Falls sich jemand wundert, dass es noch keine Neuigkeiten vom L’Occitane / Melvita-Blogger-Event gibt: ich war krank und konnte nicht hinfahren *grummel*

Gerade bei Schon ausprobiert den Bericht gesehen und ich könnte mich immer noch ärgern.

Ansonsten habe ich Muskelkater und blaue Flecken – ich war nämlich gestern bei einem 5-stündigen Training in Sachen Selbstverteidigung. Ich war ja schon immer der Meinung, dass man mir auf eigene Gefahr blöd kommt, aber jetzt habe ich im Notfall auch noch ein paar handfeste „Argumente“. Unterrichtet wurde übrigens Krav Maga, eine Selbstverteidigung, die israelische Wurzeln hat. Ich fand das total klasse, man lernt die Techniken relativ schnell.

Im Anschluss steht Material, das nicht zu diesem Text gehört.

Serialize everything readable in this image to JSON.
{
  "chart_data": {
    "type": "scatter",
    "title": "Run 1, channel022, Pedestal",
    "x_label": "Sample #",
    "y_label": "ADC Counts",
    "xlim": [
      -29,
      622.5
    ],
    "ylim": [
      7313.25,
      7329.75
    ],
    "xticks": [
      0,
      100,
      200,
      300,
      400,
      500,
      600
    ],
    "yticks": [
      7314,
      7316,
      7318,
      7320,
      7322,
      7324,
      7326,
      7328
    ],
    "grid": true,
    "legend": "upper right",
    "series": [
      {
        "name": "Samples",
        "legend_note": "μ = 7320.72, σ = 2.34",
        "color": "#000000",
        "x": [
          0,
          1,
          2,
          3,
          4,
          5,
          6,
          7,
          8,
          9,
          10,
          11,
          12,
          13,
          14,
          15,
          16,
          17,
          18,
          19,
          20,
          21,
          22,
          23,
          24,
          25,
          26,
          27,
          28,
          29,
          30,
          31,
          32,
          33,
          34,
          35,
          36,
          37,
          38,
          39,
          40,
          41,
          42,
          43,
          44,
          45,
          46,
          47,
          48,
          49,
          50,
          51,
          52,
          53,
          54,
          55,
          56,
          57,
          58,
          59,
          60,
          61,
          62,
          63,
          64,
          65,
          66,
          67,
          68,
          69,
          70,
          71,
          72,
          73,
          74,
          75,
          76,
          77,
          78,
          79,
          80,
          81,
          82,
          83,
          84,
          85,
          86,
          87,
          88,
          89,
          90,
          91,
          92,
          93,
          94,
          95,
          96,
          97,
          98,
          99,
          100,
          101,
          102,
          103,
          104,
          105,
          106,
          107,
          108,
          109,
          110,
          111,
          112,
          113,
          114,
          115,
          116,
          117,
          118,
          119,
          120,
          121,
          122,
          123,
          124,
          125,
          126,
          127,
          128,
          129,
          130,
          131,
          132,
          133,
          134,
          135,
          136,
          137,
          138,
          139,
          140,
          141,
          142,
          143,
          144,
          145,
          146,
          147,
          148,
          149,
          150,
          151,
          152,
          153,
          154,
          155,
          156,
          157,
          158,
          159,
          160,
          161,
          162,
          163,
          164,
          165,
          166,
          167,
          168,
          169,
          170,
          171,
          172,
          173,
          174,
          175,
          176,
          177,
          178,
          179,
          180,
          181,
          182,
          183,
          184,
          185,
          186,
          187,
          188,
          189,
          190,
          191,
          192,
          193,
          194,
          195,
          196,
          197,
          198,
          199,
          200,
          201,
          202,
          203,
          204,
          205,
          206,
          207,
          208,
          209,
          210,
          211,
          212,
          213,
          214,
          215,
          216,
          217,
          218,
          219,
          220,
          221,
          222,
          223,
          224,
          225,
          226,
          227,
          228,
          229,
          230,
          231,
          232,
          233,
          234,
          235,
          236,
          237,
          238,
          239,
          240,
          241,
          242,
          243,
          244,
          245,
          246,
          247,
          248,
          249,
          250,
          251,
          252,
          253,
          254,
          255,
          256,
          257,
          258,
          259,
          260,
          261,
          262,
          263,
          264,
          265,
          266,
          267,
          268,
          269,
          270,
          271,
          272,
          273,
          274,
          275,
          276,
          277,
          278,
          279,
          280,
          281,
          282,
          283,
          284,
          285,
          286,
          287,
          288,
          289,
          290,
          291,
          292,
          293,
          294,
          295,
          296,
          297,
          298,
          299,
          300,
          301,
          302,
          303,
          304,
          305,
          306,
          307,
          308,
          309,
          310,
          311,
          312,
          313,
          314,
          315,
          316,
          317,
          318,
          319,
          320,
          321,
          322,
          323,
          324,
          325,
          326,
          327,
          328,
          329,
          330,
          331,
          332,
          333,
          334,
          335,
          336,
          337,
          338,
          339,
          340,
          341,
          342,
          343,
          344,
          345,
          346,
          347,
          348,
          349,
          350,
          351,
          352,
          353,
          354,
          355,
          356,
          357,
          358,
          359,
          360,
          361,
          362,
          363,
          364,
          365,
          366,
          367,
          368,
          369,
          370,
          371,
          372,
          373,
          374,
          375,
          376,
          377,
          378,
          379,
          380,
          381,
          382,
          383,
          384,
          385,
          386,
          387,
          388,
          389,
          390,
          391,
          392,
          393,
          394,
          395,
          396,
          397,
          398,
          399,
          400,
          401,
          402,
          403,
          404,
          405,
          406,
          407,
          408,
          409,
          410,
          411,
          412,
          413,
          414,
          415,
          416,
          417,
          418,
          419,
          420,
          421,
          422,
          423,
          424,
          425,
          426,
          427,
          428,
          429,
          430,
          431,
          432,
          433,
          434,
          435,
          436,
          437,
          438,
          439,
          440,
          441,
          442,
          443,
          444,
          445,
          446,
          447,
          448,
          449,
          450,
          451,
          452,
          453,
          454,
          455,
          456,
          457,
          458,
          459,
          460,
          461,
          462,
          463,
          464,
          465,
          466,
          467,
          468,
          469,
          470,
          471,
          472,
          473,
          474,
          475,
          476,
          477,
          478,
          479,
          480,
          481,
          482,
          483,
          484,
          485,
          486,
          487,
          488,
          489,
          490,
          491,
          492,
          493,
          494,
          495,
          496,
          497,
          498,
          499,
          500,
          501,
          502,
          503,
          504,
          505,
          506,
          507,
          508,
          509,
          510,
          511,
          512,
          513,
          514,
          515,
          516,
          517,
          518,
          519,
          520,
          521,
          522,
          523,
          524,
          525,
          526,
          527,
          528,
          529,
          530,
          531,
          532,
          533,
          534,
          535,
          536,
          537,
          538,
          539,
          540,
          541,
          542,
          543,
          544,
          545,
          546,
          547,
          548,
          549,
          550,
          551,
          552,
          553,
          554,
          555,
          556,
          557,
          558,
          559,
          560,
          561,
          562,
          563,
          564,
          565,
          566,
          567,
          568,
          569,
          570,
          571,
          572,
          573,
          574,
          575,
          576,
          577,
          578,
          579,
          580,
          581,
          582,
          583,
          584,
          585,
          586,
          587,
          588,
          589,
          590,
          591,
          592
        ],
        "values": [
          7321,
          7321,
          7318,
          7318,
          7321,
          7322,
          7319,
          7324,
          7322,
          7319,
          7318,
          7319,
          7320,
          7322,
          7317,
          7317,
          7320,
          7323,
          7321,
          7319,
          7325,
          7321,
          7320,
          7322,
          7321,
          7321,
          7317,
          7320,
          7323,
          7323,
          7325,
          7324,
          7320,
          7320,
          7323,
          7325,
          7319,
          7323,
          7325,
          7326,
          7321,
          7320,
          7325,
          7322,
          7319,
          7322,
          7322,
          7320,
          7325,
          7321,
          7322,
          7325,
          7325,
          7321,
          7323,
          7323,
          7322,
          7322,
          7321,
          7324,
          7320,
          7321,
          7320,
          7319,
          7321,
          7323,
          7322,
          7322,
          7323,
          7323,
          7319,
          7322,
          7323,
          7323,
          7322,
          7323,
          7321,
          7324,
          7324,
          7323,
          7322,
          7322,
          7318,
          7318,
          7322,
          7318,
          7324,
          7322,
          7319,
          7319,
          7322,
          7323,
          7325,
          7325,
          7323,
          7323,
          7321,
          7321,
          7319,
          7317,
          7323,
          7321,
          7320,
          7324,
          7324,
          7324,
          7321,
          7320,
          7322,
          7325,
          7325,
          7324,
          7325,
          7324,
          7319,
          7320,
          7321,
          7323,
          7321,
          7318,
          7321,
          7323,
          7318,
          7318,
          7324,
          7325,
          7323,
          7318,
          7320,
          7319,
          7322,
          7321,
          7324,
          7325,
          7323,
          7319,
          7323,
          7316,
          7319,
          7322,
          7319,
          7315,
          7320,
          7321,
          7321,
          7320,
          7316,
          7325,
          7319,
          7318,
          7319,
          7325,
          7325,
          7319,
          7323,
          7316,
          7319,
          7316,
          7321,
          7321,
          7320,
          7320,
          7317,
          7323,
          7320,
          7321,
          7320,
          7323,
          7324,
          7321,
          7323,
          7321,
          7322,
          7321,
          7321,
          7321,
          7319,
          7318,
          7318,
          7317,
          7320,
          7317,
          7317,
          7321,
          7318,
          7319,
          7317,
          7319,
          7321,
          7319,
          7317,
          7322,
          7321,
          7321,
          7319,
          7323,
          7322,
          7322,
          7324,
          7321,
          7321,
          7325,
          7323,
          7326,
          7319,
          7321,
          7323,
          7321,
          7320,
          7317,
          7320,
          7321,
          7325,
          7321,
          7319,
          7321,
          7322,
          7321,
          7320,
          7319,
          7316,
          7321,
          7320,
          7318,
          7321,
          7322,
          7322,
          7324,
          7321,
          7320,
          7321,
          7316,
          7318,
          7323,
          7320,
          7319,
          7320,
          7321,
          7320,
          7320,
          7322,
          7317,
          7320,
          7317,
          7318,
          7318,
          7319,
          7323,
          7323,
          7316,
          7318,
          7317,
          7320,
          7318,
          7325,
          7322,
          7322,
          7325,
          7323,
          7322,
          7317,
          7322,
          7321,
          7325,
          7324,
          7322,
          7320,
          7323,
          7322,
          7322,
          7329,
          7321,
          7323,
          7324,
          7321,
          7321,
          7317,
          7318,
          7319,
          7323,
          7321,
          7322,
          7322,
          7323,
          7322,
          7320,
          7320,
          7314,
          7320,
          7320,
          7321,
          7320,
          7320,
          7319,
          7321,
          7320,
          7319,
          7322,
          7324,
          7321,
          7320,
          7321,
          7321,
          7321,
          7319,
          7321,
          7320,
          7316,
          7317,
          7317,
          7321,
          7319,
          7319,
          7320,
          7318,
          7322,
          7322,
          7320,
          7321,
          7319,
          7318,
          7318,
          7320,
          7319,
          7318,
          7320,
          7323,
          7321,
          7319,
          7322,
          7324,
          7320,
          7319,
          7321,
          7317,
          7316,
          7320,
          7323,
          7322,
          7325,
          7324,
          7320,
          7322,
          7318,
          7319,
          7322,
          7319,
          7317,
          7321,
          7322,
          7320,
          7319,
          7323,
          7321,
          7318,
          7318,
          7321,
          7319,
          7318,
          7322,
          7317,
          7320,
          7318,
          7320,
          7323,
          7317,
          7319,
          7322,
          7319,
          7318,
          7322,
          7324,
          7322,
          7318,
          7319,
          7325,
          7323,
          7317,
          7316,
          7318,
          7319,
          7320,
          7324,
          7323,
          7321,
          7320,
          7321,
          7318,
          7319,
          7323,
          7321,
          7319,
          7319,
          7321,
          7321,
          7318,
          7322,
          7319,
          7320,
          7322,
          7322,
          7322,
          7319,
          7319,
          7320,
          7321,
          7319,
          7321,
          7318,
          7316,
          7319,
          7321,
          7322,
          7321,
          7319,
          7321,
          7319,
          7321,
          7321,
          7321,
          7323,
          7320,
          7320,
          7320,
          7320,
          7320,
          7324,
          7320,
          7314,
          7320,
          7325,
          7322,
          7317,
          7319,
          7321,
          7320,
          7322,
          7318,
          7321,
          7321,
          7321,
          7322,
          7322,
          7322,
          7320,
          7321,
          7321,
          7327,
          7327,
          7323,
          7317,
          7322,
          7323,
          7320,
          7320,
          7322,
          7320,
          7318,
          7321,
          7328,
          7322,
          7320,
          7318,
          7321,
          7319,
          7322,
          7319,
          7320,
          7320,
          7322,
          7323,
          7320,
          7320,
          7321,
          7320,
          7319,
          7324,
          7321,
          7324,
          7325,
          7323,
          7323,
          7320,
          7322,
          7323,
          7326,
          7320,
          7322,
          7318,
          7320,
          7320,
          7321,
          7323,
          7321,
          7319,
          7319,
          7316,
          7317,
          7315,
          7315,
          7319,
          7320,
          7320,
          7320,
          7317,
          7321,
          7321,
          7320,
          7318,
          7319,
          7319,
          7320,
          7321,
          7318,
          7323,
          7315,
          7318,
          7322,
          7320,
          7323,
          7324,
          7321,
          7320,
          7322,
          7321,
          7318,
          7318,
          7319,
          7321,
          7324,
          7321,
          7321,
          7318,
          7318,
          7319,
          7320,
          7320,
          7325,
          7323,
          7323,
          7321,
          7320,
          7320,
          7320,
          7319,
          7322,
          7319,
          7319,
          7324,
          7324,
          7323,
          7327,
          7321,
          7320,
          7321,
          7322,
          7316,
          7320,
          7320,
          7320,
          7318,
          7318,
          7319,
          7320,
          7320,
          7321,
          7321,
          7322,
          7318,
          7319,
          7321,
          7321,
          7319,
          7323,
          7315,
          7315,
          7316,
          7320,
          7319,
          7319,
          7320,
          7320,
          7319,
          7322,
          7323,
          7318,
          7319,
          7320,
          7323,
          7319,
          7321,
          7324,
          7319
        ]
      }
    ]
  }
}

Was natürlich auch an dem tollen Lehrer lag – ein freundliches Hallo an Michael Rüppel von World of Defense. Ich bin immer wieder erstaunt, wie solche 1,95-Kanten bei entsprechendem jahrelangem Training ihre geschätzt 120 kg blitzartig bewegen können.

Auf jeden Fall überlege ich, wie ich nächstes Jahr – wenn dann privat mal alles ordentlich aussortiert ist und wieder Ruhe herrscht und die Wohnung renoviert ist – einen regelmäßigen Krav Maga-Termin unterbringe. Ich bin angefixt.

2 Kommentare

  • Exilberlinerin

    Klingt interessant ! Ich überlege auch immer mal wieder, sowas zu machen. Hihi, ich war gerade auf der Seite von World of Defense, hihi Strassenkampf usw… und Du dann regelmässig Krav Maga machst lernst du sicher auch mehr über Schusswaffen hihi :
    „Vor allem seine Techniken aus den Bereichen Schusswaffen, Messer, Bodenkampf und der Selbstverteidigung machten ihn auch außerhalb von Deutschland bekannt“ Nein nein schon klar, es geht dir um effektive Selbstverteidigung. Find ich super.

  • effektive Selbstverteidigung ist das eine, natürlich gibt es da auch noch einen Fitnessaspekt. Aber so insgeheim finde ich die Vorstellung, „verteidigungsfähig“ zu sein, einfach klasse.